Mais não devo, o piloto automático reclama e a casa de maquinas esquenta. 5:30
O sol nasce, mas já estava claro ha meia hora. Desde ha muito estamos vendo
as luzes de Barbados, agora vemos terra, verde, montanhas e baixios. Nossa
recepção foi montada pelos golfinhos. Vi que estavam perto, sentado no pilot
house, pois um deles pulou mais alto que nossa proa, uns 2 metros ou mais.

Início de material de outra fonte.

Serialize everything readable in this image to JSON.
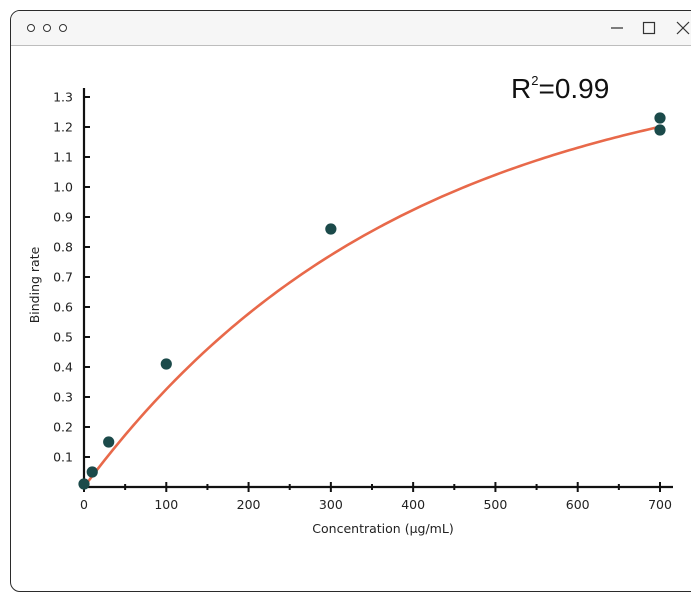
{
  "window": {
    "controls": {
      "traffic_lights": [
        "dot",
        "dot",
        "dot"
      ],
      "minimize_icon": "minimize-icon",
      "maximize_icon": "maximize-icon",
      "close_icon": "close-icon"
    }
  },
  "colors": {
    "curve": "#e8694a",
    "points": "#1b4a4a",
    "axis": "#111111",
    "text": "#222222"
  },
  "chart_data": {
    "type": "scatter",
    "title": "",
    "annotation": {
      "prefix": "R",
      "superscript": "2",
      "suffix": "=0.99"
    },
    "xlabel": "Concentration (µg/mL)",
    "ylabel": "Binding rate",
    "xlim": [
      0,
      700
    ],
    "ylim": [
      0,
      1.3
    ],
    "xticks": [
      0,
      100,
      200,
      300,
      400,
      500,
      600,
      700
    ],
    "yticks": [
      0.1,
      0.2,
      0.3,
      0.4,
      0.5,
      0.6,
      0.7,
      0.8,
      0.9,
      1.0,
      1.1,
      1.2,
      1.3
    ],
    "ytick_labels": [
      "0.1",
      "0.2",
      "0.3",
      "0.4",
      "0.5",
      "0.6",
      "0.7",
      "0.8",
      "0.9",
      "1.0",
      "1.1",
      "1.2",
      "1.3"
    ],
    "grid": false,
    "series": [
      {
        "type": "scatter",
        "x": [
          0,
          10,
          30,
          100,
          300,
          700,
          700
        ],
        "y": [
          0.01,
          0.05,
          0.15,
          0.41,
          0.86,
          1.23,
          1.19
        ]
      },
      {
        "type": "line",
        "fit": "1.44*(1-exp(-x/390))"
      }
    ]
  }
}
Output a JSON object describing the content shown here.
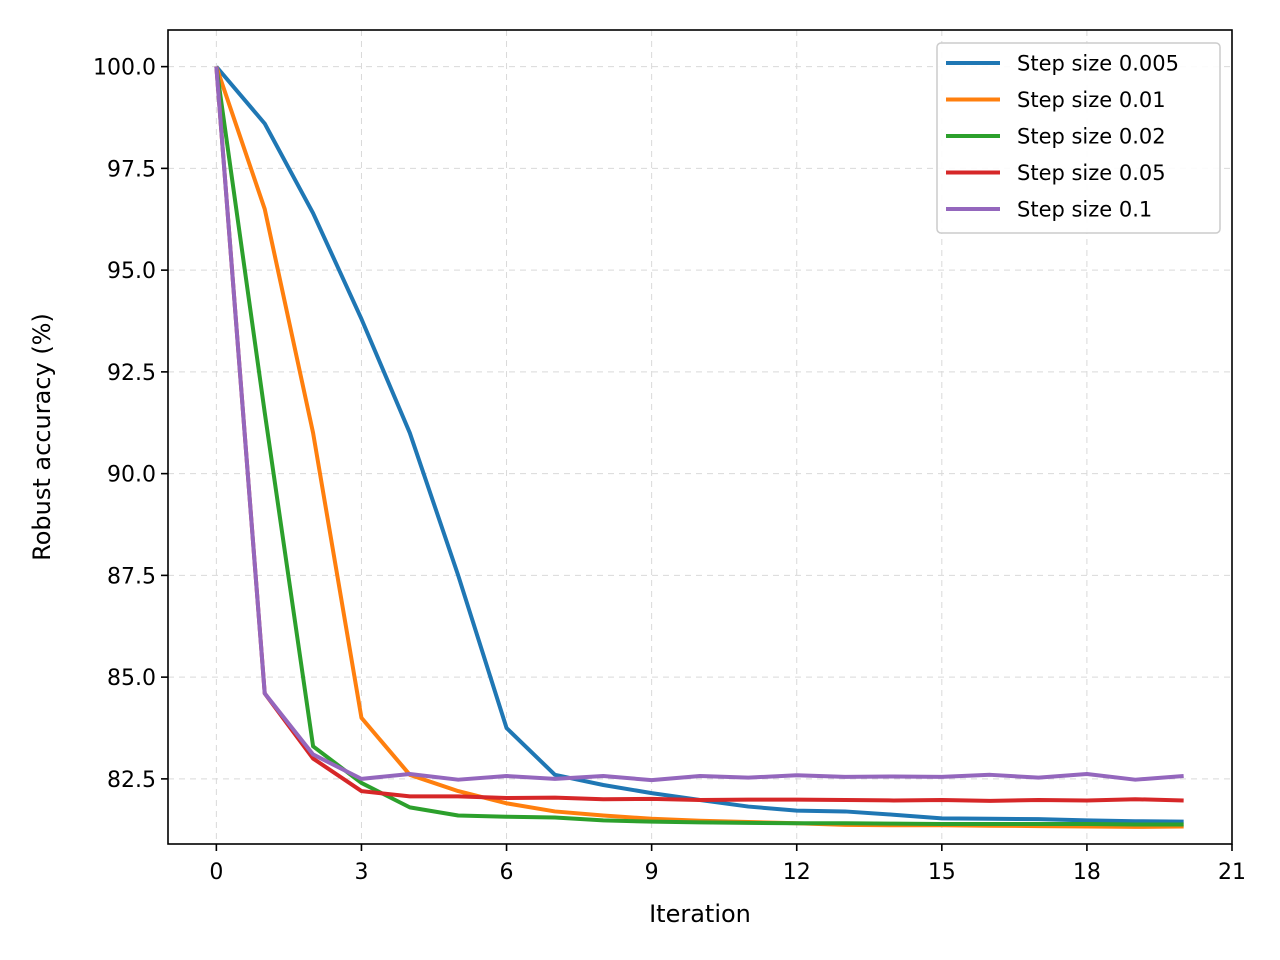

Seguiram com sua brincadeira a nosso lado O Waypoint 52 foi atingido às 9:52
GMT. Estou entrando por trás da ilha para nos proteger das vagas, que já
diminuíram nesta altura. 7:00
Estamos parados, em frente à Marina Port St Charles, que chamei pelo canal 77
e não responde. 7:30
A Marina nos chama e autoriza a entrada. Atracamos de costado num cais novo e
limpo. A Milena e a Edna em terra, ao longe acenam. Elas só podem vir para
cá depois das autoridades locais nos visitarem. 8:20
Tudo em ordem, vieram Capitania dos Portos, Alfândega, Saúde, os papeis
foram preenchidos e fomos liberados. Completou-se
a travessia. Navegamos 3647 milhas nos trinta dias de viagem, permanecemos em
terra 7 dias e os 23 restantes navegando. Tudo correu perfeitamente, chegamos
aqui com a máquina de lavar pratos sem funcionar e a bateria do motor de
boreste (10 anos de idade) pifada. Foi tudo. Outros pequenos problemas que
ocorreram foram resolvidos durante a viagem, como a bomba de combustível do
motor de bombordo, a bomba de descarga do tanque de esgoto dos camarotes de
hospedes, o triturador da pia da cozinha e a bomba de circulação de água
salgada do ar condicionado. Todo mundo chegou com saúde e isto foi o que mais
me alegrou. Cumpridas
as formalidades de entrada no pais, fomos almoçar num restaurante de peixe
perto da Marina, fizemos uma grande comemoração da chegada com lagosta um
bom vinho italiano, e rum com coca cola, com o famoso rum local Mount Gay. Depois
uma volta pela ilha com uma garrafa de rum como companhia e
muita alegria. Na volta a bordo todo mundo despencou e dormiu, como pedras.